Your customers on Facebook and Twitter no longer occasionally consume video content, or using video content as an afterthought. In fact, your customers are now consuming video as a primary reason to use these platforms.
While TV is still the way people consume the most video, in the United States, the gap between TV and online video is narrowing quickly. In 2011, online adults only spent 21 minutes a day watching digital video compared to 4 hours and 35 minutes watching TV. This year, the gap has shrunk to 1:16 of digital video and 4:15 of TV, according to eMarketer.
On Facebook, video is no longer the next big thing, but is today’s big thing. Much like mobile went from an afterthought to the dominant way that people consume content on Facebook today, video is doing the same. As Mark Zuckerberg said in January, “One of the big trends will be the growth of video content on our service,” as he talked about how the platform will look in several years.
During Facebook’s Q2 earnings, they talked about video in detail, and revealed that at that time, there were more than 4 billion videos viewed on the site each and every day. That was up from just one billion video views per day just one year months earlier, in June 2014.
Twitter is also doing a major push for native video, and consumers are responding in a big way. Twitter owns two separate platforms dedicated just video: Vine and Periscope. According to a recent study Twitter did with Research Now, 82% of Twitter users watch video content on Twitter, and 90% of those video views take place on mobile.
Advertisers are responding; video ads on Facebook have exploded in popularity over the last year. Globally, online video ads are expected to grow by 22% this year, and an additional 19% in 2016 according to Carat because they work. This compares to just 3.6% growth for TV advertising. Nielsen found that video advertising has a strong impact on your brand, for ad recall, brand awareness, and purchase intent. In fact, even people who didn't watch the video entirely are positively affected. People who watch for less than three seconds made up a full 47% of the total campaign value, while those who watch less than 10 seconds made up 74%.
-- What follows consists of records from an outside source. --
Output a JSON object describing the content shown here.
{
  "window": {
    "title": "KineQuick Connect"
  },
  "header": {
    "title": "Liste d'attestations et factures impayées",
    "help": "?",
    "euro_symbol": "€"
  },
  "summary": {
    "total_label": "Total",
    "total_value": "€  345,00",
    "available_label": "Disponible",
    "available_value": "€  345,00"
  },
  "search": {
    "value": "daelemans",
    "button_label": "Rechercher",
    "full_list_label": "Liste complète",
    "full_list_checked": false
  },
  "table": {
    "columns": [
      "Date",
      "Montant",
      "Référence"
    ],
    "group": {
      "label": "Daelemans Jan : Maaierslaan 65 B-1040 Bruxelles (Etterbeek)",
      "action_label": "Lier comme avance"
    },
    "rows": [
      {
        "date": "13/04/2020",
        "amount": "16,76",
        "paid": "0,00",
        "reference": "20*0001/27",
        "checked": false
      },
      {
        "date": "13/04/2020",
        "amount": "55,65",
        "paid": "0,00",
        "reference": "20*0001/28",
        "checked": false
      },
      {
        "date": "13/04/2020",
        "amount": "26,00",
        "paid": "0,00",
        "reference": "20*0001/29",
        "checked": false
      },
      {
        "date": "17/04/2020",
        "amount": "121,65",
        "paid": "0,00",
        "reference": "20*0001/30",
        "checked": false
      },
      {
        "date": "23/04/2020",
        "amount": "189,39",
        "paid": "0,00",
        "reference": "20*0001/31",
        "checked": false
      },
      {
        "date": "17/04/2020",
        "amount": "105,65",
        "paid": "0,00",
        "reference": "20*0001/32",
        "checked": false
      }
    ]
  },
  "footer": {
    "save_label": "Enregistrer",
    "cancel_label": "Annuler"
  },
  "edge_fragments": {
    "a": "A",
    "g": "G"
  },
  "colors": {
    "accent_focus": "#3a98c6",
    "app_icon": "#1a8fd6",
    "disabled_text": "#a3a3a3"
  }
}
This is what we see with our own clients; for example, last year during the World Cup, McDonald’s partnered with the global agency OMD and Salesforce Social.com to run a massive video campaign targeting 37 different European markets over six weeks on Facebook using video. These videos received 6.3 million views, 323 million impressions, and reached 290 million unique people.
OMD and McDonald’s leveraged Facebook’s advanced video metrics to evaluate the success of their campaign, by focusing on both how many people saw any of the video as well as the percentage of people who watched the video all the way to the end. We encourage advertisers to learn from their example and if you haven’t yet, get started using digital video ads today.